Negara harus hadir untuk melindungi rakyat dan memastikan kesejahteraan dirasakan secara adil,” tegas Presiden Prabowo di hadapan para tamu undangan.

Dalam kesempatan tersebut, Presiden juga mengumumkan bahwa Marsinah telah resmi ditetapkan sebagai pahlawan nasional. Penetapan itu menjadi bentuk penghormatan negara atas keberanian dan pengorbanannya dalam memperjuangkan hak-hak pekerja Indonesia.

Keberadaan Museum Marsinah di Kabupaten Nganjuk dinilai memiliki makna strategis dalam merawat memori sejarah bangsa sekaligus memperkuat kesadaran kolektif mengenai pentingnya perlindungan terhadap buruh dan kelompok masyarakat kecil lainnya.
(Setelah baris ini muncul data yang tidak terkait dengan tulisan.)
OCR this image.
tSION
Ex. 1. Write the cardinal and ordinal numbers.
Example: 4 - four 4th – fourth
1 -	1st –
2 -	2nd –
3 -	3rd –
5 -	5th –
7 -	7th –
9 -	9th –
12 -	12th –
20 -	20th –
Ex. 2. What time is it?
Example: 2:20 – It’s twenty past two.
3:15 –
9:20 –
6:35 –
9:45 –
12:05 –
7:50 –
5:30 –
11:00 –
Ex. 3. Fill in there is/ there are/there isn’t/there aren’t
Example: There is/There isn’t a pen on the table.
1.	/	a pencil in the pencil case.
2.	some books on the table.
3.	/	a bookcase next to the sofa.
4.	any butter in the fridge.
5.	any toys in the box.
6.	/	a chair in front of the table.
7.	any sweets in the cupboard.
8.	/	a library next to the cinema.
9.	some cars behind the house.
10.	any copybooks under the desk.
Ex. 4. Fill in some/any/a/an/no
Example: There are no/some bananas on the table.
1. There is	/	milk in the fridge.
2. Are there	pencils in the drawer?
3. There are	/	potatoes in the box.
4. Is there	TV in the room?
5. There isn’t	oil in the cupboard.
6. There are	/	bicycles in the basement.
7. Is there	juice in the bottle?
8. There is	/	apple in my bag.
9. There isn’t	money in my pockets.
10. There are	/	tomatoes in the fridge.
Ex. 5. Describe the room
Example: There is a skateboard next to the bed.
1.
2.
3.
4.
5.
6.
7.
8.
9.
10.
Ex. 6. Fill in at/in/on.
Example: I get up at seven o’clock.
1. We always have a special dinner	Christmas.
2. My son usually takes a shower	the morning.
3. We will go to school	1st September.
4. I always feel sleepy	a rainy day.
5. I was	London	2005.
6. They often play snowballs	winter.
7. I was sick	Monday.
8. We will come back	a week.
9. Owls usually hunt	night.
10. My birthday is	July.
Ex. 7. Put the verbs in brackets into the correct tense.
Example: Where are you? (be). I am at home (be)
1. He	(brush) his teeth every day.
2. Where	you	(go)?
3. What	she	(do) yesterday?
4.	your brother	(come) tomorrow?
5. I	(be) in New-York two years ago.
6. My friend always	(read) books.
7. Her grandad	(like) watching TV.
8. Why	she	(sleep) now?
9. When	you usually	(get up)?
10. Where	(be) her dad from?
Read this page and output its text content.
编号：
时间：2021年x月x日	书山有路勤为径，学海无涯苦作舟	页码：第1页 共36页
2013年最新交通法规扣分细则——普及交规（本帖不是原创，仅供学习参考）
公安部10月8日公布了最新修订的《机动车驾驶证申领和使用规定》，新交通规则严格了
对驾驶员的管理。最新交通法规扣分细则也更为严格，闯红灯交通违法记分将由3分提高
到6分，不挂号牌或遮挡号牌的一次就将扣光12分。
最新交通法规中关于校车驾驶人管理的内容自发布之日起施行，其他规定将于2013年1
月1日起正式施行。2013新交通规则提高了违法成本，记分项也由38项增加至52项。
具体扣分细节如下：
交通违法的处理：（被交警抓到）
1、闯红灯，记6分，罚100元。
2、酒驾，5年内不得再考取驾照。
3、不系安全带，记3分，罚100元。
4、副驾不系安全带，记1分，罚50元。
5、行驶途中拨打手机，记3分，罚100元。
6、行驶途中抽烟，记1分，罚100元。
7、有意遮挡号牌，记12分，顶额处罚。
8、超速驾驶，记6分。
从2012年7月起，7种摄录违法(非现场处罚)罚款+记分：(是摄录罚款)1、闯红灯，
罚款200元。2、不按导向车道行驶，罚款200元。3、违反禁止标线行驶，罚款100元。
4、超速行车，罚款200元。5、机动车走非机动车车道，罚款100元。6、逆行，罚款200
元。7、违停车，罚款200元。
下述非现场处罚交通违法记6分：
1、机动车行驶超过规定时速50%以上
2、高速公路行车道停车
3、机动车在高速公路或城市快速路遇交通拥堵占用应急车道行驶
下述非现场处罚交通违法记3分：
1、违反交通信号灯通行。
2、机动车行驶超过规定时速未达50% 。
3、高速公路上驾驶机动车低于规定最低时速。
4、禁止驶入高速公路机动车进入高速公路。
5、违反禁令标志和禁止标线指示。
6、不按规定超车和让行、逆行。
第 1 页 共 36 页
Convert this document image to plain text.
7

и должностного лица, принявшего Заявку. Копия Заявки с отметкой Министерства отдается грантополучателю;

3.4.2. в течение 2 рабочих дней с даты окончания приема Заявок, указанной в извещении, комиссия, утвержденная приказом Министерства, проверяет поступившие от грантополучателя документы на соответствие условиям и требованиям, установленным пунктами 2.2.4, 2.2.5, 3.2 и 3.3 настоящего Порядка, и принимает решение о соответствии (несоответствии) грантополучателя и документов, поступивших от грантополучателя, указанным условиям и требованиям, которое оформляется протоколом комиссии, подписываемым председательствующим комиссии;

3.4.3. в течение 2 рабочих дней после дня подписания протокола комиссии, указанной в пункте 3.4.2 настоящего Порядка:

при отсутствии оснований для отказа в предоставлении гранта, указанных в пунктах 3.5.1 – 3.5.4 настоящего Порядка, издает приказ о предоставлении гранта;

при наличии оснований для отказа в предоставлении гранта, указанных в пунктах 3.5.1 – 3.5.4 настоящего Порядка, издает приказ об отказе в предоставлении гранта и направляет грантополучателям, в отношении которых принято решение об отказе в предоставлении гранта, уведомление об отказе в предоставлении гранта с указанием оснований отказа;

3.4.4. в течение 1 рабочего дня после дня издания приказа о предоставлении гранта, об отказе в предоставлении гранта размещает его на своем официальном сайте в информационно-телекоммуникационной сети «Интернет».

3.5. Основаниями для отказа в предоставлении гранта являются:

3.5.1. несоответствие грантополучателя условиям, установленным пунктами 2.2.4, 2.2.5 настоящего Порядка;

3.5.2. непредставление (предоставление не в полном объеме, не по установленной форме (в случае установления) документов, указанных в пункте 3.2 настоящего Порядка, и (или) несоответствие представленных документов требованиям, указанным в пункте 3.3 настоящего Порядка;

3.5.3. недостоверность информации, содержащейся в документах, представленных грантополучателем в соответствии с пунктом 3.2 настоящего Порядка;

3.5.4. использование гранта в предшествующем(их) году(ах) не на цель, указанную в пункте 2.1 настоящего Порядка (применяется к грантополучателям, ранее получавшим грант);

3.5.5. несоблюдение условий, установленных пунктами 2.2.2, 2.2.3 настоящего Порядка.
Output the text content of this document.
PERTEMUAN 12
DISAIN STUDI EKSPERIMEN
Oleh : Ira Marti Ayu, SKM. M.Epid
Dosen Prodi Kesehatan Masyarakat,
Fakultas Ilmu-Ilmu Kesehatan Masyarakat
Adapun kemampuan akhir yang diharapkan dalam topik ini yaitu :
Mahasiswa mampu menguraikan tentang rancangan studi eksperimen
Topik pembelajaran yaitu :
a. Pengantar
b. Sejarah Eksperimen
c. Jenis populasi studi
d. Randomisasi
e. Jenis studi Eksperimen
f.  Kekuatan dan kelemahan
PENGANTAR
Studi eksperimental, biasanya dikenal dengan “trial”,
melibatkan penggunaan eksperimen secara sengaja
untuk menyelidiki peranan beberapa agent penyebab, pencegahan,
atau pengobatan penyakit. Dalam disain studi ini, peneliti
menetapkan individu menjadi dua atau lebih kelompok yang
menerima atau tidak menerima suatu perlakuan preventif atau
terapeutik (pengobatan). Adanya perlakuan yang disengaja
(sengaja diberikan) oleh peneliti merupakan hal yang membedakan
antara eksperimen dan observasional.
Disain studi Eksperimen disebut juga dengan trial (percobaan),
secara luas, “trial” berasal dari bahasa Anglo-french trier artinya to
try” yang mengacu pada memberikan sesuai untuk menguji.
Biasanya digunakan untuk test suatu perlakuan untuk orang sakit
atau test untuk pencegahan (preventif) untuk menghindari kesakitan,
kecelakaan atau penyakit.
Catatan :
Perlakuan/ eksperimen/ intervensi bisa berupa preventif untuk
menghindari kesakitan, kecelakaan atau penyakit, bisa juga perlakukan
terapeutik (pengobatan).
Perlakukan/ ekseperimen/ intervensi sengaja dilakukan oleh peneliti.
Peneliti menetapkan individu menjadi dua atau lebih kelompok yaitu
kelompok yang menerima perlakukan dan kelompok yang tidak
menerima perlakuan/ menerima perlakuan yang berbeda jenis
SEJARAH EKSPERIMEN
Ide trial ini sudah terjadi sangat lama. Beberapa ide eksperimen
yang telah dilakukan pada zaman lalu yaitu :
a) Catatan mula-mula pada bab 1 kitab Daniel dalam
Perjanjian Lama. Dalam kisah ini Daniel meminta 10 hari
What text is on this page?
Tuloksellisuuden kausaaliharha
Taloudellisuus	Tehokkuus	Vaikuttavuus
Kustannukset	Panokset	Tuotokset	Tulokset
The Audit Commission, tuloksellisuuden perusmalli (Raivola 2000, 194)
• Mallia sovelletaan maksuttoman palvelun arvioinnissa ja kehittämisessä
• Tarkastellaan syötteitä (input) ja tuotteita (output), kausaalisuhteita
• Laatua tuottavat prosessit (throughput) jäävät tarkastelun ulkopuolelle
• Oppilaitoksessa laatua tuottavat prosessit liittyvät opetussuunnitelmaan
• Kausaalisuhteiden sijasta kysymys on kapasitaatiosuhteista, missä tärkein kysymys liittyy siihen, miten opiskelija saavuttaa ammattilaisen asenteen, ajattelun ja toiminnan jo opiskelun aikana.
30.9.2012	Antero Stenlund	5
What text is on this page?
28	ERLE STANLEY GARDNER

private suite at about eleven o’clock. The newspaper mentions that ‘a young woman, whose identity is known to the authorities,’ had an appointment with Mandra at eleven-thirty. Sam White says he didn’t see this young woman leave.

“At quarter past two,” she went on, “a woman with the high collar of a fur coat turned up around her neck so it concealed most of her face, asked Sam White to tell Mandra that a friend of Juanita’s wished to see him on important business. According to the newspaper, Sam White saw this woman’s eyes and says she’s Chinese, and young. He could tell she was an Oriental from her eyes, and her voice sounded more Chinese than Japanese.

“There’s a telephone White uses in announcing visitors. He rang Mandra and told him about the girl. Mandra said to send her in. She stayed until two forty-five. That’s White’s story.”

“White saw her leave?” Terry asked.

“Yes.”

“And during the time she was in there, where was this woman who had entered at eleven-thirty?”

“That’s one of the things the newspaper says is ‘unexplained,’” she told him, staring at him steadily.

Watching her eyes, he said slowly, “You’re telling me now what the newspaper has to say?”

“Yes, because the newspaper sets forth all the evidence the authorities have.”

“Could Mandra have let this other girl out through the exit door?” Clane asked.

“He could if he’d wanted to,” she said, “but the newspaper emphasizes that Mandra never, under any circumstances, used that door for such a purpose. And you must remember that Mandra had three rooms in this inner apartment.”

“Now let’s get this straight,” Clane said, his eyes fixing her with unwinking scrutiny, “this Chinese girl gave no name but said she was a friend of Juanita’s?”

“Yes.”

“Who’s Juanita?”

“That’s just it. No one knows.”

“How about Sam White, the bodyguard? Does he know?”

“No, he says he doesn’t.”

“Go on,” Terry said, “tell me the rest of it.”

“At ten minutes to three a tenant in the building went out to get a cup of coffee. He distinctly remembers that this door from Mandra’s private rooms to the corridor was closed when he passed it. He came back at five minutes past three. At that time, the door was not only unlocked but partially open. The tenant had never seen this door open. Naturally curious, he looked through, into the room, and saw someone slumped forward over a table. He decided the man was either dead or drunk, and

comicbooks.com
Museum itu diharapkan menjadi ruang edukasi publik yang mampu menginspirasi generasi muda tentang nilai perjuangan, keberanian, dan kemanusiaan.

Presiden Prabowo turut mengajak seluruh elemen bangsa, mulai dari pemerintah, pelaku usaha, hingga masyarakat sipil, untuk memperkuat semangat keadilan sosial dan keberpihakan terhadap rakyat kecil. Menurutnya, pembangunan yang berkelanjutan tidak boleh meninggalkan kelompok masyarakat yang selama ini memiliki kontribusi besar dalam menggerakkan roda ekonomi nasional, seperti buruh, petani, nelayan, dan pekerja sektor informal.

Sementara itu, kehadiran Wakil Bupati Bojonegoro Nurul Azizah dalam acara tersebut sekaligus mempertegas komitmen Pemerintah Kabupaten Bojonegoro dalam mendukung penguatan nilai-nilai kebangsaan, kemanusiaan, serta perlindungan terhadap hak-hak masyarakat dan pekerja di Indonesia.

Peresmian Museum Marsinah menjadi penanda penting bahwa sejarah perjuangan rakyat tidak hanya dikenang, tetapi juga dijadikan pijakan moral dalam membangun Indonesia yang lebih adil, manusiawi, dan berkeadaban.